The Tories will protest that they’re not opposed to human rights as such, invoking Magna Carta and the Bill of Rights. Tellingly, though, the strategy paper published last year by the Justice Secretary, Chris Grayling, is full of caveats. Headed “Human Rights in Context” – don’t you just hate those universal rights that apply to everybody? – it declares the party’s intention to “put Britain first”.
The contradiction is obvious: if the UK is committed to universal human rights, they have to apply, for instance, when British troops are serving abroad. No army has completely managed to avoid soldiers behaving badly, and people who claim to have been tortured or beaten currently have the right to bring cases in the British courts. They won’t under the Tory proposals, which include a commitment to limit the reach of human rights cases to the UK, “so that British Armed Forces overseas are not subject to persistent human rights claims”.
As well as foreigners, some classes of people living in the UK will no longer be able to use human rights legislation in a frankly annoying way. Prisoners, for instance – who cares about them? If they wanted to have children, they should have thought about it before getting banged up, instead of going to Strasbourg (not an English city, obviously) to demand the right to artificially inseminate their partners.
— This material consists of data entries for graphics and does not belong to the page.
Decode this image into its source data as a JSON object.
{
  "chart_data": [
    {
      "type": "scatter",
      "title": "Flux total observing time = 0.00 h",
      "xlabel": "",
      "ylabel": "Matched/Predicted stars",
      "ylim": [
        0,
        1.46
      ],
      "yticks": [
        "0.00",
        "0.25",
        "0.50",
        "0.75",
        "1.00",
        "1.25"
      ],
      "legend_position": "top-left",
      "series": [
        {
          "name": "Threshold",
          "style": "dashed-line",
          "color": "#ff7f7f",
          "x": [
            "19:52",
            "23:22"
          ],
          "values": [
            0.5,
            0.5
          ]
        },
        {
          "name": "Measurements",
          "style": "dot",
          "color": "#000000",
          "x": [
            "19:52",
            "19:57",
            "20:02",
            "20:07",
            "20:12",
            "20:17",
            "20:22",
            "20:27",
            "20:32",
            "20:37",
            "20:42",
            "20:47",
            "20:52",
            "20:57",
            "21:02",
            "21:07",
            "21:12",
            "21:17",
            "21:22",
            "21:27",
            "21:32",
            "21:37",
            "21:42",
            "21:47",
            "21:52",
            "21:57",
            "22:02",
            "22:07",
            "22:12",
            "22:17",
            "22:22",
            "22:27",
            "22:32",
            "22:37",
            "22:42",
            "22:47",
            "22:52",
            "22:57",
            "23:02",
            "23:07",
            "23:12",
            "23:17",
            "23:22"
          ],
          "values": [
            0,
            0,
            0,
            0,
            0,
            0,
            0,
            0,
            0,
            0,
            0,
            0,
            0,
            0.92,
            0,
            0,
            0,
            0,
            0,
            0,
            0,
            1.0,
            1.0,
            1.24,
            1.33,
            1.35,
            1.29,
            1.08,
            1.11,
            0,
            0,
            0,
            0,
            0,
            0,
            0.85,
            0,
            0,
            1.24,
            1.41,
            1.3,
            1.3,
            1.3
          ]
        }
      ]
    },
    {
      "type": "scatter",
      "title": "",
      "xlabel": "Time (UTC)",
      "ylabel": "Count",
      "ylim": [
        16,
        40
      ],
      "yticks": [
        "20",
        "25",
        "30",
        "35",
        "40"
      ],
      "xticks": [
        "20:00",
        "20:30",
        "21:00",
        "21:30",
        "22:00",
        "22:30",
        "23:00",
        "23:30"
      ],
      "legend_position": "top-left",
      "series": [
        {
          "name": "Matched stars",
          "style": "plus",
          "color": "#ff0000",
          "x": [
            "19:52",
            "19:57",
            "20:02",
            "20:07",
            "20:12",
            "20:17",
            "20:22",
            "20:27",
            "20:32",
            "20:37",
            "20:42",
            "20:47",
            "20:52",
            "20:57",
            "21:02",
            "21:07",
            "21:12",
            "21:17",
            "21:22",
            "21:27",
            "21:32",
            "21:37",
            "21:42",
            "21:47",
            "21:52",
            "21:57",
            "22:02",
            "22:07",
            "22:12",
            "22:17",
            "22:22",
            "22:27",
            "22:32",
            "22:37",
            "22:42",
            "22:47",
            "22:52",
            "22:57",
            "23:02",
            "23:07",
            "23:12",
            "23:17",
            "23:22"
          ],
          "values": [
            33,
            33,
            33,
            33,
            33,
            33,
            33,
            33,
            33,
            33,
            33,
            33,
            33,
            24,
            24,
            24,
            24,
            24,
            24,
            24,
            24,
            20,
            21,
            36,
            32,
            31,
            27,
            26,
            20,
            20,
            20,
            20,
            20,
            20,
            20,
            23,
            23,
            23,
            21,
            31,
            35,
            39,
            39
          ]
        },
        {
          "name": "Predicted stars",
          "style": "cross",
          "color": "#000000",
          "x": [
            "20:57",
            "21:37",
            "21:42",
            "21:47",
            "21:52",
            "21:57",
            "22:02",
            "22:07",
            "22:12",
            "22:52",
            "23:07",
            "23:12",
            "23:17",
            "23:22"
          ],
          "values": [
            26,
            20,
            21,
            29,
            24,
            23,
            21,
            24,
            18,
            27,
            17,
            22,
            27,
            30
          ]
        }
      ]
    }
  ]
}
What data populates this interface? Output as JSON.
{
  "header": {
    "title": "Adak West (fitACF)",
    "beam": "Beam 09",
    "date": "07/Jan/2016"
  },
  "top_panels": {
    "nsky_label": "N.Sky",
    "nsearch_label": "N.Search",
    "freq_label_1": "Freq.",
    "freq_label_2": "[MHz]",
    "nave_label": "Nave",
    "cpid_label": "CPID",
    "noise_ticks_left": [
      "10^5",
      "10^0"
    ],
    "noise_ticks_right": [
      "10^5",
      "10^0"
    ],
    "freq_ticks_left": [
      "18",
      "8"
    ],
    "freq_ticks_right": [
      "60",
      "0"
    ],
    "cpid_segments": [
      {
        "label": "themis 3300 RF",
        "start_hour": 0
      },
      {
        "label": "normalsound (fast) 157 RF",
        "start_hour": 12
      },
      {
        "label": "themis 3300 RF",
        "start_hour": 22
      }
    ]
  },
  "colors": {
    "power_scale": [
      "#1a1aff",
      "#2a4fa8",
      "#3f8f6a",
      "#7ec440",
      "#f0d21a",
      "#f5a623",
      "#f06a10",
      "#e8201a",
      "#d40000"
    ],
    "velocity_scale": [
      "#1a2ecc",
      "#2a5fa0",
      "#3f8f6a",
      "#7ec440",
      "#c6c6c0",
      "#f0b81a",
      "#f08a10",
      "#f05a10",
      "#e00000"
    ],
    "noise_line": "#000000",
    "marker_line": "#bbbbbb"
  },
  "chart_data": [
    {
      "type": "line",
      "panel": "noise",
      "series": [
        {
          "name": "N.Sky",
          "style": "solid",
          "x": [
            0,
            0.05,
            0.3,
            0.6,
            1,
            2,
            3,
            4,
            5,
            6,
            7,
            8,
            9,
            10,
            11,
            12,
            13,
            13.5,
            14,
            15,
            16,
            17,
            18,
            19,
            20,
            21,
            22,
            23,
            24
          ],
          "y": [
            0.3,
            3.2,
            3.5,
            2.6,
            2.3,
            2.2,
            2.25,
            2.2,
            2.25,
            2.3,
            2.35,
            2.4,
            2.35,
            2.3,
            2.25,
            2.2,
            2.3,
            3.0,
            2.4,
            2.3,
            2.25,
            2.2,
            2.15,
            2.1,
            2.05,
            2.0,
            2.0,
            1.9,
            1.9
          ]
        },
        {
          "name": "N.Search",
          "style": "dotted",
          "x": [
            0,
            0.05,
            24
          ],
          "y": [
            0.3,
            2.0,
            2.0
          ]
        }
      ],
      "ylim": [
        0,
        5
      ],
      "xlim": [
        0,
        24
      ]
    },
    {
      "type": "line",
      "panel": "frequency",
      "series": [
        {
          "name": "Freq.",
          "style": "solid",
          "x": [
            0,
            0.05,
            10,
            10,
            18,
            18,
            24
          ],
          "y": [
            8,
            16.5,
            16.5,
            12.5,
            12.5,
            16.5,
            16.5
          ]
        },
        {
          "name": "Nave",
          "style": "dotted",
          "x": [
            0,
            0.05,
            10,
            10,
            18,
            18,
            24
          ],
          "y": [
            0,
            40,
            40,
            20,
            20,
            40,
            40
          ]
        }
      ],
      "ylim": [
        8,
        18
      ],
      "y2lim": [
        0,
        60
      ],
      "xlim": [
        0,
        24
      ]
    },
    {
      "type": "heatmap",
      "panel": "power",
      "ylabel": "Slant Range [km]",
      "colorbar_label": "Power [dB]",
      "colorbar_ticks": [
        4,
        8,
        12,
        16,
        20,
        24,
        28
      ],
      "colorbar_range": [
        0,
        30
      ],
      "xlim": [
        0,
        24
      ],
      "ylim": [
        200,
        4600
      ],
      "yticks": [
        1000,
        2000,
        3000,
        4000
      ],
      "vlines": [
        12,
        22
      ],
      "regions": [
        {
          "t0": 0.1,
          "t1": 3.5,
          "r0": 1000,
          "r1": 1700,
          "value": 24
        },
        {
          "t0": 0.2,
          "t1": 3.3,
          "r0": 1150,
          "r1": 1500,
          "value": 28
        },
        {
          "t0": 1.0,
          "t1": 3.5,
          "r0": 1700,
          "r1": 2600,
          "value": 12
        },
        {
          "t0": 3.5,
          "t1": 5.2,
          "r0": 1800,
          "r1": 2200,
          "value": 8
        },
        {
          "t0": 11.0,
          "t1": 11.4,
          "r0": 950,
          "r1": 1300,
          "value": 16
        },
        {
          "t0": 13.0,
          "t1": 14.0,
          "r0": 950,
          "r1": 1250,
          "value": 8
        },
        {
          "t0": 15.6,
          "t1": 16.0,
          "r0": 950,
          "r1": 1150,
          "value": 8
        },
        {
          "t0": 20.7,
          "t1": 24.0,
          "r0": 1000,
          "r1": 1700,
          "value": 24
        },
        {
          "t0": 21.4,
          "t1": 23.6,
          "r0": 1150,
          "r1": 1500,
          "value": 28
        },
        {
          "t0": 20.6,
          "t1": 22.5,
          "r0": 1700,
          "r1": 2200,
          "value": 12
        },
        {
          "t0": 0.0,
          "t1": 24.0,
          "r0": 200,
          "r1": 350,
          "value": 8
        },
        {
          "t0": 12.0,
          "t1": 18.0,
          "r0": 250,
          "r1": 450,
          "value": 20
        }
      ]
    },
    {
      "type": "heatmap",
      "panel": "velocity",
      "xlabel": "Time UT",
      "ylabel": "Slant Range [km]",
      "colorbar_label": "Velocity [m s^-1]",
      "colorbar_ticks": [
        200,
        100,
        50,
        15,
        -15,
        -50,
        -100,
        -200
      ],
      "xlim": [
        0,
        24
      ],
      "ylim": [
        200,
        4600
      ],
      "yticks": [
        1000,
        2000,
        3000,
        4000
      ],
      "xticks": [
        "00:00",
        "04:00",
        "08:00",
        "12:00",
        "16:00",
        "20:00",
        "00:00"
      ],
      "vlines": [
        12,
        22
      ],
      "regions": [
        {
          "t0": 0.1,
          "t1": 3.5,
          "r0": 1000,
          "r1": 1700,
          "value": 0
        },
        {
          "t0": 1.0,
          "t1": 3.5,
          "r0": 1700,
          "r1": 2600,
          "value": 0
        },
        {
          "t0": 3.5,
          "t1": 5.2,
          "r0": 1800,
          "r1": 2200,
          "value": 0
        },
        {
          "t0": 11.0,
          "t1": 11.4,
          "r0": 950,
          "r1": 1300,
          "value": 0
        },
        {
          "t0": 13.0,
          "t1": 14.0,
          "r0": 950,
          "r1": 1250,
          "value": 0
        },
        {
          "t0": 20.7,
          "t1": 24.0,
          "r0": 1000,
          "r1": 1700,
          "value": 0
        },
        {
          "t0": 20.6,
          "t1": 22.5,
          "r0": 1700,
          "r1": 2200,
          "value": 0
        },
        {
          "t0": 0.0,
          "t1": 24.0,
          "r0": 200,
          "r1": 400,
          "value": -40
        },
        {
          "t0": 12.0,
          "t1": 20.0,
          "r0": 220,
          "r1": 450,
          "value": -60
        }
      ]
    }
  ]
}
As for prisoners wanting to vote – don’t get me started.
As far as the Conservatives are concerned, human rights are all right in their place, but they certainly don’t want to be told what to do by foreign judges. Rulings by the European Court of Human Rights will become “advisory”, and the use of human rights law will be limited to the “most serious cases”. Those involve the criminal law, the liberty of an individual or the right to property, while “trivial” cases will be struck out.
These are rights born out of slogans such as “an Englishman’s home is his castle”. They are limited in application, reflecting a libertarian philosophy which favours the powerful over the vulnerable. It will be music to the ears of the Daily Mail, which has run endless headlines along the lines of “I want to scrap the Human Rights Act but Clegg won’t let me, says the PM”.
No more whining about that. From Cameron’s point of view, an assault on “human rights” is an ideal way of signalling a break with five years of coalition. Think how it will be received at the Mail , which boasted that it had been named most influential newspaper of the election.